Ally Malinenko- Two Poems


American Pastime

I will be out of this country for just two weeks.
14 days.
336 hours.

During that time
a car will be driven into a day care center.
A 4 year old girl will die.
14 people were be injured.
In Texas, there will be another shooting in Ft. Hood.
4 people will die.
16 will be hurt.
In Pittsburgh 24 people will be stabbed inside a school.

A place for learning.

All of this will be reported to me,
on the other side of the ocean
listening to people talk about
my fellow citizens
and their actions
like talking about a tribe they don’t understand.

When I come back
the only music store left in NYC,
a cultural institution for 75 years will be shuttered.
I will hear about an art supply store closing
as well as yet another bookstore.
No music.
No paint.
No books.
I will wonder if in its place
gun stores will spring up.
Why not? That is our new national pastime.
We have no artists,
only killers.

I will watch this country
like a woman watches a deadly car crash
frozen
fearful
transfixed
but
hopefully
for my own safety
from behind
bullet-proof glass.



Emma Sings in Church
 
We take our seats in the church,
here for the noon day free concert
that they’ve been offering for 75 years.

It makes me wish the churches back home did this sort
of thing and then I remember that if they did
I wouldn’t be free at noon on a Tuesday anyway.

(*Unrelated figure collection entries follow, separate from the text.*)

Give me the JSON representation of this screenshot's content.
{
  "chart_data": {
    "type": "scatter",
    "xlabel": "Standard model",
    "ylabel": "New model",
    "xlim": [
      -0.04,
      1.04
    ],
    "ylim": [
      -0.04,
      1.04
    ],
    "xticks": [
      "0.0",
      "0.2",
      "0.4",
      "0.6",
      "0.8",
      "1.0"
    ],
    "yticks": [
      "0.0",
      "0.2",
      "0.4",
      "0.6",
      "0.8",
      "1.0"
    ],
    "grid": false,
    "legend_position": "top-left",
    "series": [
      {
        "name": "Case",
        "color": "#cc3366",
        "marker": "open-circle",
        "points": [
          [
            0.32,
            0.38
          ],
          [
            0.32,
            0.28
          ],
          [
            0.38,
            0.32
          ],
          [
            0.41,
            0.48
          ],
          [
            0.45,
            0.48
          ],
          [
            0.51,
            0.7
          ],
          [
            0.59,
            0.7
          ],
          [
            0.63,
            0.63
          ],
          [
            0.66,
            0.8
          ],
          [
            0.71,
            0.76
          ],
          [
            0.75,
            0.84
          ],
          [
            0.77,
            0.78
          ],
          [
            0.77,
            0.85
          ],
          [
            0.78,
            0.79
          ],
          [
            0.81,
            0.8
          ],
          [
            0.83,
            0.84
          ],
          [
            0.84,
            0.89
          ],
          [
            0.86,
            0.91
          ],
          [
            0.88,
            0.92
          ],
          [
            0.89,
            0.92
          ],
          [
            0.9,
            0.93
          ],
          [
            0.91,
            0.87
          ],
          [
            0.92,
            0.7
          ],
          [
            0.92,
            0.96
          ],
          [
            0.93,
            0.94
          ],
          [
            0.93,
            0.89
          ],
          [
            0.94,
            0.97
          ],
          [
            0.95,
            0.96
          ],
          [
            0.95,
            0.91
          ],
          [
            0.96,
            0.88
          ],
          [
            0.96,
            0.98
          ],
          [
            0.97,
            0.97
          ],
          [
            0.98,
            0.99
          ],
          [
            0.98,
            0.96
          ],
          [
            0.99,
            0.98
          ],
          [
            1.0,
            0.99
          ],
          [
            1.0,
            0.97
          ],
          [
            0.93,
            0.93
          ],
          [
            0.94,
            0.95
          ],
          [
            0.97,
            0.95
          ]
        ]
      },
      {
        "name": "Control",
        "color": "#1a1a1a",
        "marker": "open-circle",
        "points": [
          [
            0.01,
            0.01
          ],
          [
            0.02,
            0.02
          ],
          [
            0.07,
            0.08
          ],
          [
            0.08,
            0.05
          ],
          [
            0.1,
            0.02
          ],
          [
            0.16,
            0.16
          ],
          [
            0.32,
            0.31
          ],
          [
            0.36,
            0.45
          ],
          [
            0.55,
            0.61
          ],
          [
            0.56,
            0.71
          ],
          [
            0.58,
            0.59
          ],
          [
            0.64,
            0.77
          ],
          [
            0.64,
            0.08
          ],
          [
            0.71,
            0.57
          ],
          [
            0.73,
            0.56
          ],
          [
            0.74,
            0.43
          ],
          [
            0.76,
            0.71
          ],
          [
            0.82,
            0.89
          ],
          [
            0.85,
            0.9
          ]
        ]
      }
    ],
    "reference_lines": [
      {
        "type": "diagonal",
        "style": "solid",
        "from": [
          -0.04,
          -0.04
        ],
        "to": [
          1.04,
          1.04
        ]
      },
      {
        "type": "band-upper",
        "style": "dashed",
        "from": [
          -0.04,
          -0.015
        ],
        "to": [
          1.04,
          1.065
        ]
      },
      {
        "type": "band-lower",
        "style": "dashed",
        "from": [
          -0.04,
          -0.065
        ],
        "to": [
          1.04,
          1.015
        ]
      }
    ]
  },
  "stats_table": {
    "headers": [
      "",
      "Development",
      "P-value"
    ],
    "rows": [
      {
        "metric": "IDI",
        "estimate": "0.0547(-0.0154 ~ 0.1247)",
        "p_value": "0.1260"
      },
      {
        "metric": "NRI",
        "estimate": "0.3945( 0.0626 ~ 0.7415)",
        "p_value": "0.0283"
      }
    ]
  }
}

My weekdays belong to someone else.

I fidget, squirming in my seat
like a child,
behind me the pipes of the organ shine.

When the musicians come in I start.
They are all so young,
long hair and nervous smiles.
You can see the energy wafting off of them.

I look around the packed church,
my husband and I are the youngest people here
but we are not young,
not like these girls
who tuck their violins under their chin
fingers quivering with so
much potential.

When the soloist comes out,
her voice otherworldly
exactly the way Handel would have wanted
I feel something shift in me,
and for a moment I wonder if I will make it home
or if my plane will fall out of the sky.

I look at the program.
Her name is Emma,
this small girl full of so much sound
that I can feel myself breathe it in.
It tastes like buttermint and time.

It tastes like all that life
still ahead of her
begging to be filled.
For a moment I remember what that felt like
and then I close my eyes
and beg it to stop.



Ally Malinenko is the author of the poetry collection The Wanting Bone (Six Gallery Press), the children's book Lizzy Speare and the Cursed Tomb (Antenna Books) and This Is Sarah (Bookfish Books). She lives in Brooklyn with her husband, the poet and novelist John Grochalski.